= May Song Vang =

American Hmong community leader and activist

May Song Vang (February 5, 1951 – August 5, 2013) was an American Hmong community leader and activist. She was the widow of General Vang Pao, a former member of the Royal Lao Army and prominent Hmong American leader, who died in 2011. May Song Vang became a more prominent symbol of the Hmong American community in California and the rest of the United States after the death of her husband.

== Biography ==
Vang was born to parents, Nhia Chou Moua and Yee Lee, on February 5, 1951, in the northern village of Phou Dou, Laos, French Indochina. She was her family's fourth of thirteen children born in the small farming village. Her father discouraged her and other girls from attending school. However, she defied his wishes and enrolled at Sisawavong Medical University in Vientiane. She completed her studies and became a midwife, nurse, and physician assistant. In 2013, the Fresno Bee, an American newspaper in California, called her a "pioneer for women in her home country of Laos" for receiving her education.

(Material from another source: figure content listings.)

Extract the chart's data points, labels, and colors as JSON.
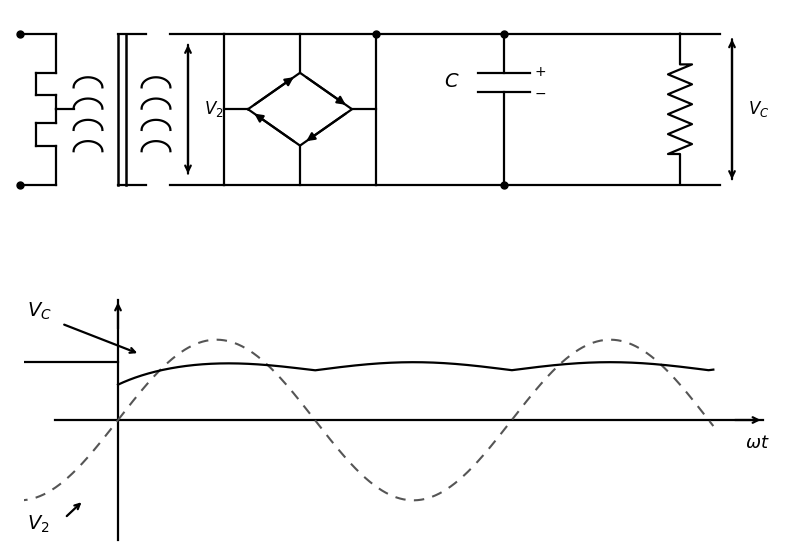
{
  "bg_color": "#ffffff",
  "line_color": "#000000",
  "dashed_color": "#555555",
  "lw": 1.6,
  "v2_amplitude": 1.0,
  "vc_dc_level": 0.72,
  "vc_ripple_amp": 0.1,
  "sine_freq": 1.0,
  "num_half_cycles": 9,
  "label_wt": "ωt",
  "label_V2": "V_2",
  "label_Vc_wave": "V_C",
  "label_Vc_circuit": "V_C",
  "label_V2_circuit": "V_2",
  "label_C": "C"
}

May Song first met her future husband, then military commander Vang Pao, while she was treating injured soldiers. She married Vang Pao in 1973, becoming his youngest wife. The couple moved to the United States following the 1975 Communist takeover of Laos. They initially moved to Montana before ultimately settling in California. Vang Pao and May Song Vang were viewed by many Hmongs as leaders who helped them settle in the United States. May Song Vang was especially seen as a benevolent leader by the Hmong community of California's San Joaquin Valley, a major center of Hmong American life. Though she resided in Orange County, California, May Song Vang traveled to the San Joaquin Valley at least once or twice per month for more than twenty years to attend Hmong cultural and political events and other activities. She encouraged students to stay in school and attend higher education, using the motto "Education is the key to success."

General Vang Pao died from pneumonia on January 6, 2011. As his widow, May Song Vang, already a leading figure in the community, took on a more prominent role in Hmong American affairs. She mediated and resolved disputes within the Hmong American community.

In 2012, she attended the official dedication of Vang Pao Elementary School in the southeast section of Fresno, California. May Song Vang had a major role in the establishment of the school, named in husband's honor. She led drive to obtain 20,000 signatures to build the elementary school. She was joined at the dedication ceremony by other local dignitaries, including Fresno Mayor Ashley Swearengin.

May Song Vang also founded the General Vang Pao Foundation in 2012. Based in Fresno, the foundation supports economical disadvantaged Hmong families.

May Song Vang died from cancer at the UC Irvine Medical Center in Orange, California, on August 5, 2013, at the age of 62. She had first been diagnosed with cancer in 2005. She was survived by her three sons - Chu Long Vang, Chu Leng Vang and ChiNeng Vang - and seven grandchildren. According to the Asian American Press, she also had fifteen stepsons and five additional stepdaughters due to her husband's other, multiple marriages.

A traditional Hmong funeral was held at the Fresno Fairgrounds from August 23 until August 26, 2013. More than 25,000 people attended the three-day funeral. According to Blong Xiong, the President of the Fresno city council, May Song Vang was the last major Hmong figure from the Vietnam War era.